Jej życie zmieniło się o 180, tak samo zmieniła się Salem. Niegdyś zagubiona nastolatka, bojąca się życia. Szukająca ojca i podświadomie, choć nie chciała się do tego przyznać, przyjaciół.

Dzisiaj była otoczona miłością. I nie bała się czerpać z życia tego, co jej się należało.

- Mama!

Kobieta poczuła, jak drobne ciało zderza się z jej, sprawiając, że zachwiała się. Salem w ostatniej chwili i złapała równowagę i zaśmiała się. Pochyliła się by przytulić swojego syna i pocałować go w czubek jego głowy.

- Wszystko będzie dobrze, Harry. - zapewniła go, czule się uśmiechając - Zobaczymy się na Boże Narodzenie, mały Potterze.

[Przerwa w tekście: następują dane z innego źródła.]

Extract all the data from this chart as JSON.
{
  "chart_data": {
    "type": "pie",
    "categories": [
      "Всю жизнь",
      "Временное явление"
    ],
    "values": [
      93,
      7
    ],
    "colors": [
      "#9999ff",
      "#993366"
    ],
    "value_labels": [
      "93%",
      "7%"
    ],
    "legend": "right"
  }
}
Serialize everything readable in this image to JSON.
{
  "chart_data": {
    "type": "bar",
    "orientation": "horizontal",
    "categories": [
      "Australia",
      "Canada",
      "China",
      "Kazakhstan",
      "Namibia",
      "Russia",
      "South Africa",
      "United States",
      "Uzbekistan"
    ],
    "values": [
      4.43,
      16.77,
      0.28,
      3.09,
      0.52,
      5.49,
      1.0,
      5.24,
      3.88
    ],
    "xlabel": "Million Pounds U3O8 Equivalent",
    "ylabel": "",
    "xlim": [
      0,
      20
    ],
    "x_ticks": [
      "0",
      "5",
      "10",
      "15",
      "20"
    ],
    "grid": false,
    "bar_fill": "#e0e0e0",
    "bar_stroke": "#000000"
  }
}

Chłonęła spojrzeniem twarz chłopca, jakby bała się, że przez ten okres rozłąki zapomni, jak wyglądał. Był małą kopią ojca, jednak jego policzki obficie obsypane były piegami, które odziedziczył po matce.

Wszyscy byli w szoku, gdy ujrzeli nowonarodzonego Harrego i dostrzegli, że nie odziedziczyli po matce bujnych, czerwonych włosów. James zażartował wtedy, że widocznie jego wiecznie rozczochrane włosy zdominowały gen ognistych loków Salem.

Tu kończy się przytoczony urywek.